Big Data and Data Science
64th ISI World Statistics Congress - Ottawa, Canada
Format: CPS Paper
Keywords: data science education, data-analysis, data-base
Session: CPS 88 - Big data II
Thursday 20 July 8:30 a.m. - 9:40 a.m. (Canada/Eastern)
Big Data creates significant new opportunities for organizations to derive new value and create competitive advantages from their most valuable asset: information. Big Data helps drive efficiency, quality, and personalized products and services, producing improved levels of customer satisfaction and profit. Big Data analytics enable new avenues of investigation with potentially richer results and deeper insights than previously available. Big Data analytics integrate structure and unstructured data with real-time feeds and queries, opening new paths to innovation and insight.

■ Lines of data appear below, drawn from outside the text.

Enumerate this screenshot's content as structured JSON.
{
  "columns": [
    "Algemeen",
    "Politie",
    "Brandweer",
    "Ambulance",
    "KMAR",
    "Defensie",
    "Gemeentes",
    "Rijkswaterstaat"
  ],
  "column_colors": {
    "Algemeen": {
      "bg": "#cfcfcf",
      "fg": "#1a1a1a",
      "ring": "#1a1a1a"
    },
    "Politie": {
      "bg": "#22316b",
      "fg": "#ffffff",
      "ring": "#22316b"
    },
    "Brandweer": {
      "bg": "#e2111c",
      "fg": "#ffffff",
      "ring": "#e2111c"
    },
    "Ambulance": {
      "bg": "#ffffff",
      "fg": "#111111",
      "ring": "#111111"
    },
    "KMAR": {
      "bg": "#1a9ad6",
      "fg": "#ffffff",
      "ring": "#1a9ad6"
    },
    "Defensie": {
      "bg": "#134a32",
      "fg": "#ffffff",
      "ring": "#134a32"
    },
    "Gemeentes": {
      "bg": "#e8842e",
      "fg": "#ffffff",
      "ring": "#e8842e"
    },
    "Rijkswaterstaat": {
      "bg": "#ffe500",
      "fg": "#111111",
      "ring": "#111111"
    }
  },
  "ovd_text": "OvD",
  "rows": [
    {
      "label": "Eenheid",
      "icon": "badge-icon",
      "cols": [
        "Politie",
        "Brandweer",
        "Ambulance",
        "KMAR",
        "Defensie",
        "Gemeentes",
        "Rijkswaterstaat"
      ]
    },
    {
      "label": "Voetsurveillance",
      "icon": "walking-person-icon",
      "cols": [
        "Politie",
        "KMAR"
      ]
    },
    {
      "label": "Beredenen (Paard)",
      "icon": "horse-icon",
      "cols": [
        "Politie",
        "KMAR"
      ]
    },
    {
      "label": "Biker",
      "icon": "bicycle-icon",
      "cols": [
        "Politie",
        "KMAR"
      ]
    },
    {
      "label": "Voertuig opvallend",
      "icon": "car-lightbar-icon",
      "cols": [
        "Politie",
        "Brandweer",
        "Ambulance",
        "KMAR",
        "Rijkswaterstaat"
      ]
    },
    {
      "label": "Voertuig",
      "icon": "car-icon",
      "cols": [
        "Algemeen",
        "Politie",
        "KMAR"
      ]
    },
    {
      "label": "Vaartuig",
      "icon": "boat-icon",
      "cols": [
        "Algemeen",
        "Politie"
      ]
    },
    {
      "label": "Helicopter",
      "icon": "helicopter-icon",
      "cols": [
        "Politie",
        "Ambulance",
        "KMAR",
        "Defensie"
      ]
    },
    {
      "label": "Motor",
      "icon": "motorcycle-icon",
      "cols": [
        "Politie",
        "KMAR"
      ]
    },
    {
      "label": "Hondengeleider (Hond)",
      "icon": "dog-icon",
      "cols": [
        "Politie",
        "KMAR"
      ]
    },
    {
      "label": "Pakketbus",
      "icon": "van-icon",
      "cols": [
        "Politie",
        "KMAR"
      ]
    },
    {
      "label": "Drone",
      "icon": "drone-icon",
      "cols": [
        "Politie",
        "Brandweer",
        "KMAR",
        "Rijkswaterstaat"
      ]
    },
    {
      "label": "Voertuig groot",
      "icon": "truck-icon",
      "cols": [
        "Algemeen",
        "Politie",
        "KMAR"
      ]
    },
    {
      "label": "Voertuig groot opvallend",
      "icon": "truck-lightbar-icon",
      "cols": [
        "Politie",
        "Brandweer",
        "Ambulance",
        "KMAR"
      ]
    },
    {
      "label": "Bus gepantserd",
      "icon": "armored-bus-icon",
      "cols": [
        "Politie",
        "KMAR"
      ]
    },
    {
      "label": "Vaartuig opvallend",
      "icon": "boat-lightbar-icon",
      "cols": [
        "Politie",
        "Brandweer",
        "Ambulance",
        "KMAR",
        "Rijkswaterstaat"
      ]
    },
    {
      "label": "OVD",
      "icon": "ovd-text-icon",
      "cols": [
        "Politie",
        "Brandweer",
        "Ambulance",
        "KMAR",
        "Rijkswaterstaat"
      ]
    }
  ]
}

Data Science tends to use disaggregated data in a more forward- looking, exploratory way, focusing on analyzing the present and enabling informed decisions about the future. Data is ruling the world, irrespective of the industry it caters to. And the need to utilize the Big Data efficiently data has brought data science and data analytics tools to the forefront. Data science broadly covers statistics, data mining, data analytics and machine learning for intricately understanding and analyzing ‘Big Data’. Data Science provides meaningful information based on large amounts of complex data or big data. Data science, or data driven science combines different fields of works in statistics and computation to interpret data for decision making processing
Data science is the backbones that determines the underlying algorithm behind search engine results. It propels the search engine bots to crawl through the diverse content available on the internet. Data Science provides meaningful information based on large amounts of complex data. Data science, or data driven science, combine different fields of work in statistics and computation to interpret data for decision making process.

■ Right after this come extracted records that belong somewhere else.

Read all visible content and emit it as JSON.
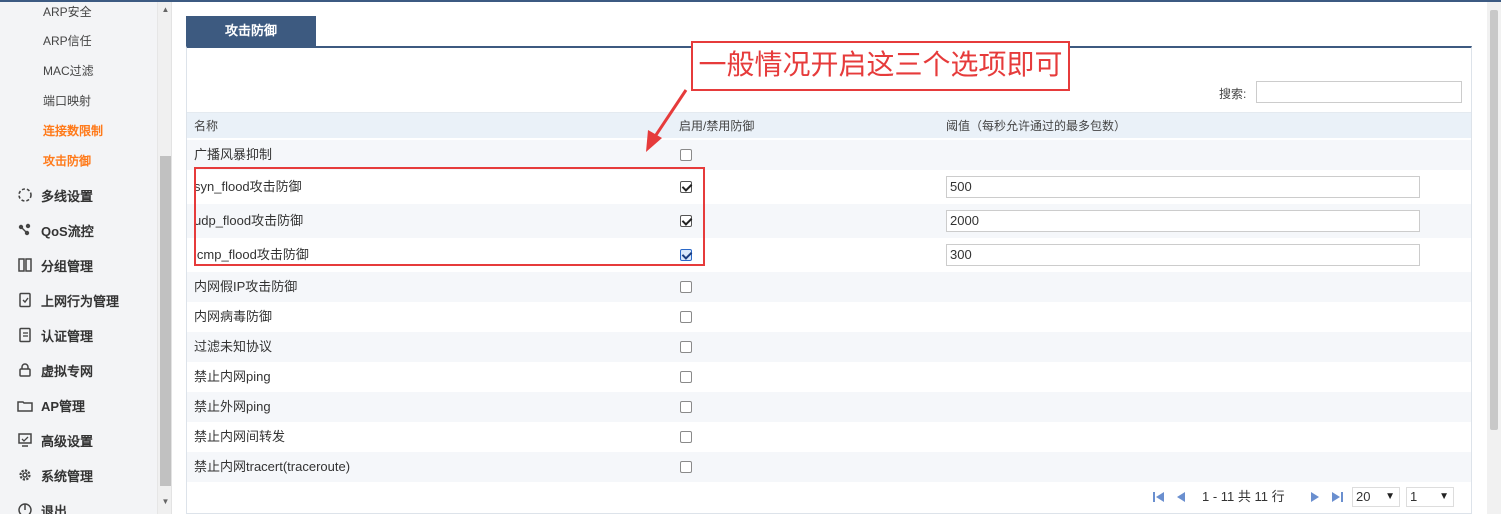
{
  "sidebar": {
    "sub_items": [
      {
        "label": "ARP安全",
        "active": false
      },
      {
        "label": "ARP信任",
        "active": false
      },
      {
        "label": "MAC过滤",
        "active": false
      },
      {
        "label": "端口映射",
        "active": false
      },
      {
        "label": "连接数限制",
        "active": true
      },
      {
        "label": "攻击防御",
        "active": true
      }
    ],
    "menu_items": [
      {
        "label": "多线设置",
        "icon": "multiline-icon"
      },
      {
        "label": "QoS流控",
        "icon": "qos-icon"
      },
      {
        "label": "分组管理",
        "icon": "group-icon"
      },
      {
        "label": "上网行为管理",
        "icon": "behavior-icon"
      },
      {
        "label": "认证管理",
        "icon": "auth-icon"
      },
      {
        "label": "虚拟专网",
        "icon": "vpn-icon"
      },
      {
        "label": "AP管理",
        "icon": "ap-icon"
      },
      {
        "label": "高级设置",
        "icon": "advanced-icon"
      },
      {
        "label": "系统管理",
        "icon": "gear-icon"
      },
      {
        "label": "退出",
        "icon": "logout-icon"
      }
    ]
  },
  "tab": {
    "label": "攻击防御"
  },
  "search": {
    "label": "搜索:",
    "value": ""
  },
  "table": {
    "headers": {
      "name": "名称",
      "enable": "启用/禁用防御",
      "threshold": "阈值（每秒允许通过的最多包数）"
    },
    "rows": [
      {
        "name": "广播风暴抑制",
        "checked": false,
        "threshold": null
      },
      {
        "name": "syn_flood攻击防御",
        "checked": true,
        "threshold": "500"
      },
      {
        "name": "udp_flood攻击防御",
        "checked": true,
        "threshold": "2000"
      },
      {
        "name": "icmp_flood攻击防御",
        "checked": true,
        "threshold": "300"
      },
      {
        "name": "内网假IP攻击防御",
        "checked": false,
        "threshold": null
      },
      {
        "name": "内网病毒防御",
        "checked": false,
        "threshold": null
      },
      {
        "name": "过滤未知协议",
        "checked": false,
        "threshold": null
      },
      {
        "name": "禁止内网ping",
        "checked": false,
        "threshold": null
      },
      {
        "name": "禁止外网ping",
        "checked": false,
        "threshold": null
      },
      {
        "name": "禁止内网间转发",
        "checked": false,
        "threshold": null
      },
      {
        "name": "禁止内网tracert(traceroute)",
        "checked": false,
        "threshold": null
      }
    ]
  },
  "pager": {
    "summary": "1 - 11 共 11 行",
    "page_size": "20",
    "page": "1"
  },
  "annotation": {
    "callout": "一般情况开启这三个选项即可",
    "color": "#e63b3b"
  },
  "colors": {
    "accent": "#3d5a80",
    "active_menu": "#ff7a1a",
    "header_bg": "#eaf1f8"
  }
}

Big Data Analysis is the use of advances analytic techniques against very large, diverse data sets that include structured, semi-structured and unstructured data, from different sources, and in different sizes from terabytes to zettabytes. Big Data is a term applied to data sets whose size or type is beyond the ability of traditional relational databases to capture, manage and process than data with low latency. Big data has one or more of the following characteristics: high volume, high velocity or high variety. Artificial Intelligence(AI), mobile, social and Internet of Things(IOT) are driving data complexity through new forms and sources of data.

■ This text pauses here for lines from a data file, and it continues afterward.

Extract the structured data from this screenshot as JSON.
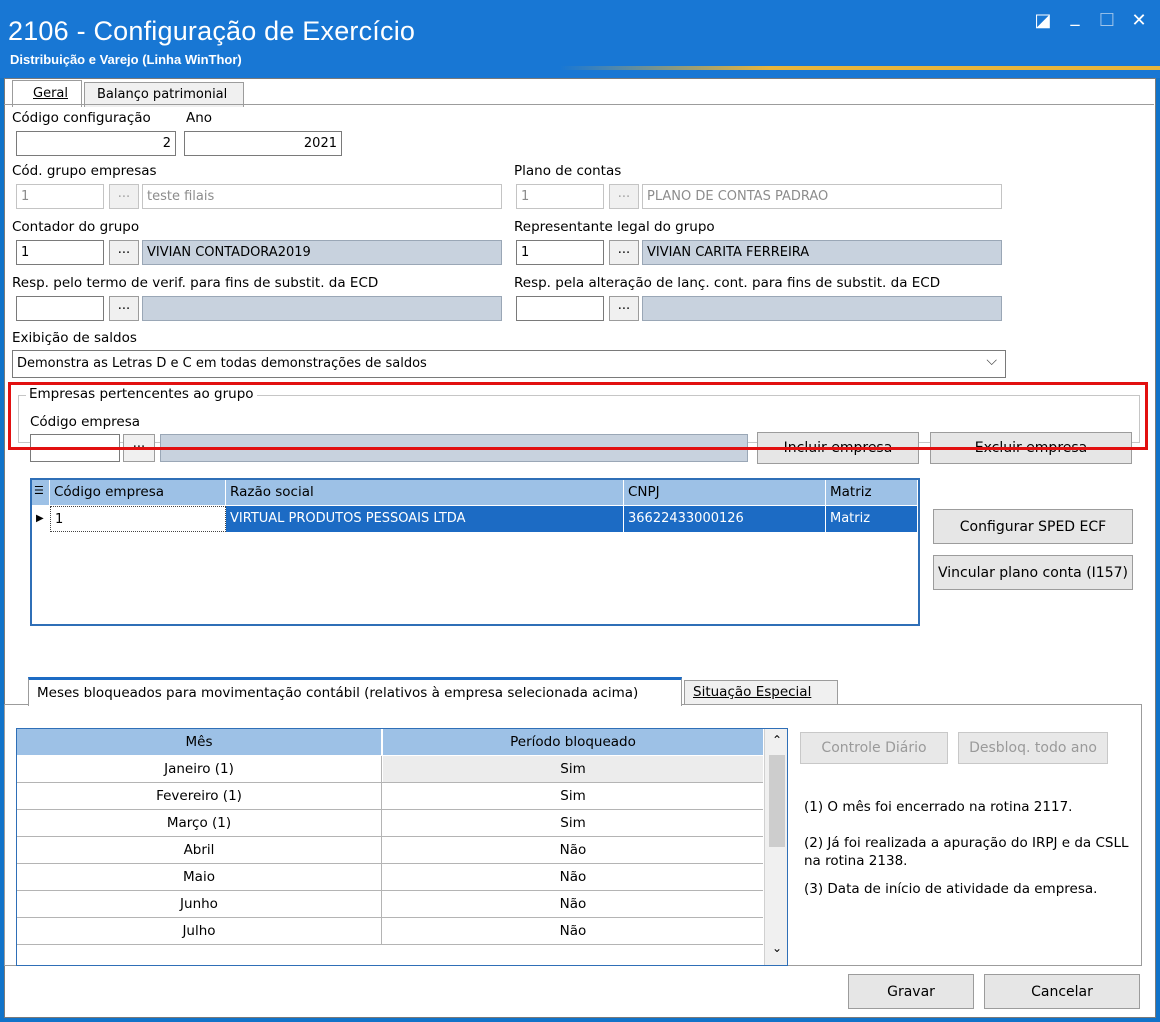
{
  "window": {
    "title": "2106 - Configuração de Exercício",
    "subtitle": "Distribuição e Varejo (Linha WinThor)",
    "controls": {
      "restore": "◪",
      "minimize": "_",
      "maximize": "☐",
      "close": "✕"
    }
  },
  "tabs": {
    "geral": "Geral",
    "balanco": "Balanço patrimonial"
  },
  "form": {
    "codigo_configuracao_label": "Código configuração",
    "codigo_configuracao_value": "2",
    "ano_label": "Ano",
    "ano_value": "2021",
    "grupo_empresas_label": "Cód. grupo empresas",
    "grupo_empresas_code": "1",
    "grupo_empresas_name": "teste filais",
    "plano_contas_label": "Plano de contas",
    "plano_contas_code": "1",
    "plano_contas_name": "PLANO DE CONTAS PADRAO",
    "contador_label": "Contador do grupo",
    "contador_code": "1",
    "contador_name": "VIVIAN CONTADORA2019",
    "representante_label": "Representante legal do grupo",
    "representante_code": "1",
    "representante_name": "VIVIAN CARITA FERREIRA",
    "resp_termo_label": "Resp. pelo termo de verif. para fins de substit. da ECD",
    "resp_alteracao_label": "Resp. pela alteração de lanç. cont. para fins de substit. da ECD",
    "exibicao_label": "Exibição de saldos",
    "exibicao_value": "Demonstra as Letras D e C em todas demonstrações de saldos",
    "dots": "...",
    "chevron": "⌵"
  },
  "empresas_group": {
    "title": "Empresas pertencentes ao grupo",
    "codigo_label": "Código empresa",
    "incluir_button": "Incluir empresa",
    "excluir_button": "Excluir empresa"
  },
  "companies_grid": {
    "columns": [
      "Código empresa",
      "Razão social",
      "CNPJ",
      "Matriz"
    ],
    "rows": [
      {
        "codigo": "1",
        "razao": "VIRTUAL PRODUTOS PESSOAIS LTDA",
        "cnpj": "36622433000126",
        "matriz": "Matriz"
      }
    ]
  },
  "side_buttons": {
    "sped": "Configurar SPED ECF",
    "vincular": "Vincular plano conta (I157)"
  },
  "months_tabs": {
    "bloqueados": "Meses bloqueados para movimentação contábil (relativos à empresa selecionada acima)",
    "especial": "Situação Especial"
  },
  "months_table": {
    "columns": [
      "Mês",
      "Período bloqueado"
    ],
    "rows": [
      {
        "mes": "Janeiro (1)",
        "bloqueado": "Sim"
      },
      {
        "mes": "Fevereiro (1)",
        "bloqueado": "Sim"
      },
      {
        "mes": "Março (1)",
        "bloqueado": "Sim"
      },
      {
        "mes": "Abril",
        "bloqueado": "Não"
      },
      {
        "mes": "Maio",
        "bloqueado": "Não"
      },
      {
        "mes": "Junho",
        "bloqueado": "Não"
      },
      {
        "mes": "Julho",
        "bloqueado": "Não"
      }
    ]
  },
  "months_buttons": {
    "controle": "Controle Diário",
    "desbloq": "Desbloq. todo ano"
  },
  "notes": [
    "(1)  O mês foi encerrado na rotina 2117.",
    "(2)  Já foi realizada a apuração do IRPJ e da CSLL na rotina 2138.",
    "(3)  Data de início de atividade da empresa."
  ],
  "footer": {
    "gravar": "Gravar",
    "cancelar": "Cancelar"
  },
  "colors": {
    "title_bar": "#1877d4",
    "grid_selection": "#1c6bc4",
    "grid_header": "#9dc1e6",
    "highlight_box": "#e21010"
  }
}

Data science is emerging as a field that is revolutionizing science and industries alike. Work across nearly all domains is becoming more data driven, affecting both the jobs that are available and the skills that are required. As more data and ways of analyzing them become available, more aspects of the economy, society, and daily life will become dependent on data. It is imperative that educators, administrators, and students begin today to consider how to best prepare for and keep pace with this data-driven era of tomorrow.